Zoals de Raad in vier uitspraken van 10 december 2024 [3] tot uitdrukking heeft gebracht, moet een besluit om al dan niet van deze mogelijkheid gebruik te maken zijn gebaseerd op een belangenafweging. Daarbij geldt het uitgangspunt dat wat ten onrechte is ontvangen in beginsel moet worden terugbetaald en verder dat met alle relevante feiten en omstandigheden van het geval rekening wordt gehouden. Die feiten en omstandigheden kunnen zien op de gevolgen van de terugvordering, maar ook op de oorzaak daarvan. De afweging zal een toetsing aan de algemene beginselen van behoorlijk bestuur, waaronder het evenredigheidsbeginsel, moeten kunnen doorstaan.
4.5.3.
Wat appellant heeft aangevoerd heeft het college bij afweging van de betrokken belangen niet als dringende redenen hoeven aan te merken om geheel of gedeeltelijk van terugvordering af te zien. Het besluit om niet (deels) van terugvordering af te zien getuigt niet van een onevenwichtige afweging van de daarbij betrokken belangen. Hierbij is van belang dat appellant zijn stelling dat zijn psychische klachten als gevolg van de terugvordering zullen verergeren niet heeft onderbouwd. De enkele stelling dat appellant door de terugvordering geen toekomstperspectief heeft, maakt niet dat er dringende redenen zijn om geheel of gedeeltelijk van terugvordering af te zien.
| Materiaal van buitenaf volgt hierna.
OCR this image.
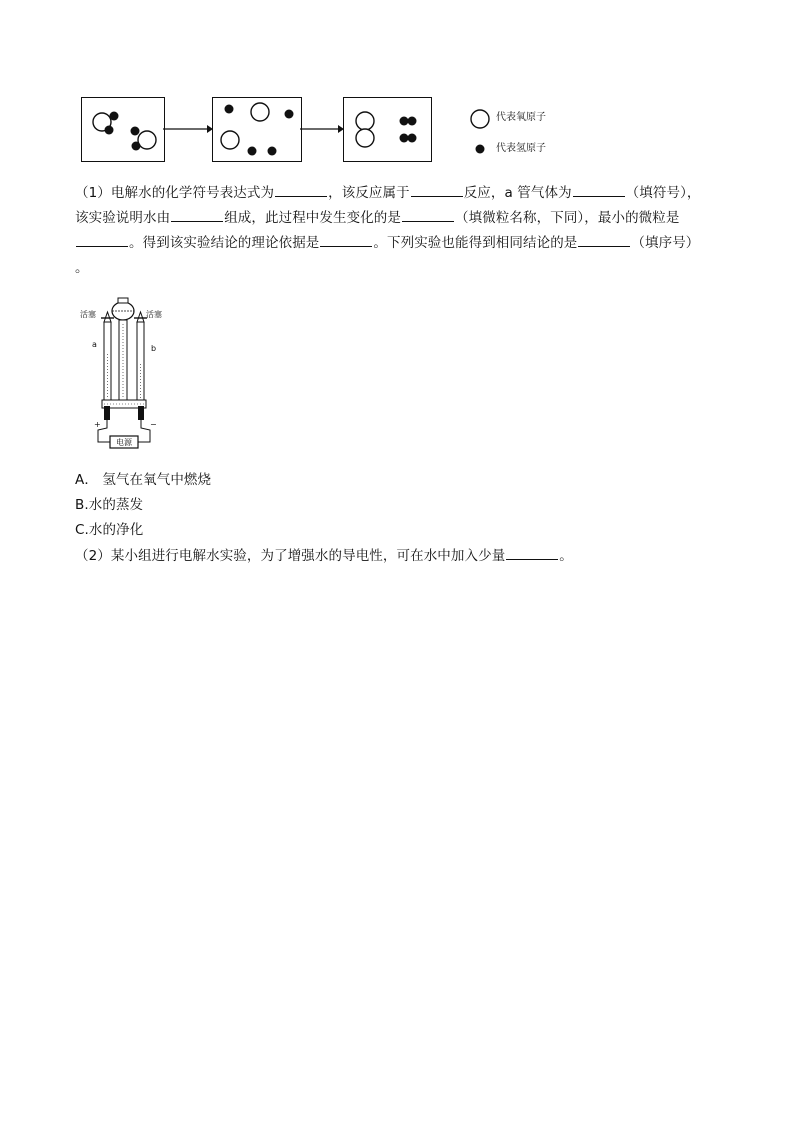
代表氧原子
代表氢原子
（1）电解水的化学符号表达式为	，该反应属于	反应，a 管气体为	（填符号），
该实验说明水由	组成，此过程中发生变化的是	（填微粒名称，下同），最小的微粒是
。得到该实验结论的理论依据是	。下列实验也能得到相同结论的是	（填序号）
。
活塞	活塞
a	b
+	−
电源
A． 氢气在氧气中燃烧
B.水的蒸发
C.水的净化
（2）某小组进行电解水实验，为了增强水的导电性，可在水中加入少量	。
Bij de invordering als schuldenaar heeft appellant namelijk de bescherming van de regels over de beslagvrije voet die zijn neergelegd in de artikelen 475b tot en met 475e van het Wetboek van Burgerlijke Rechtsvordering. Appellant heeft niet aannemelijk gemaakt dat de terugvordering onevenredig nadelige gevolgen voor hem heeft.

Conclusie en gevolgen

5. Het hoger beroep slaagt dus niet. De aangevallen uitspraak wordt bevestigd. Dit betekent dat de intrekking en de terugvordering van bijstand ingevolge de Tozo in stand blijven.
6. Omdat het hoger beroep niet slaagt krijgt appellant geen vergoeding voor zijn proceskosten en het betaalde griffierecht.

BESLISSING

De Centrale Raad van Beroep bevestigt de aangevallen uitspraak.
Deze uitspraak is gedaan door mr. P.W. van Straalen in tegenwoordigheid van A.H. Hagendoorn-Huls als griffier. De beslissing is uitgesproken in het openbaar op 7 oktober 2025.

(getekend) P.W. van Straalen

(getekend) A.H. Hagendoorn-Huls

Voetnoten

1.Zie bijvoorbeeld de uitspraak van 7 mei 2015, ECLI:NL:CRVB:2015:1450.
2.Zie bijvoorbeeld de uitspraak van 22 januari 2013, ECLI:NL:CRVB:2013:BY9138.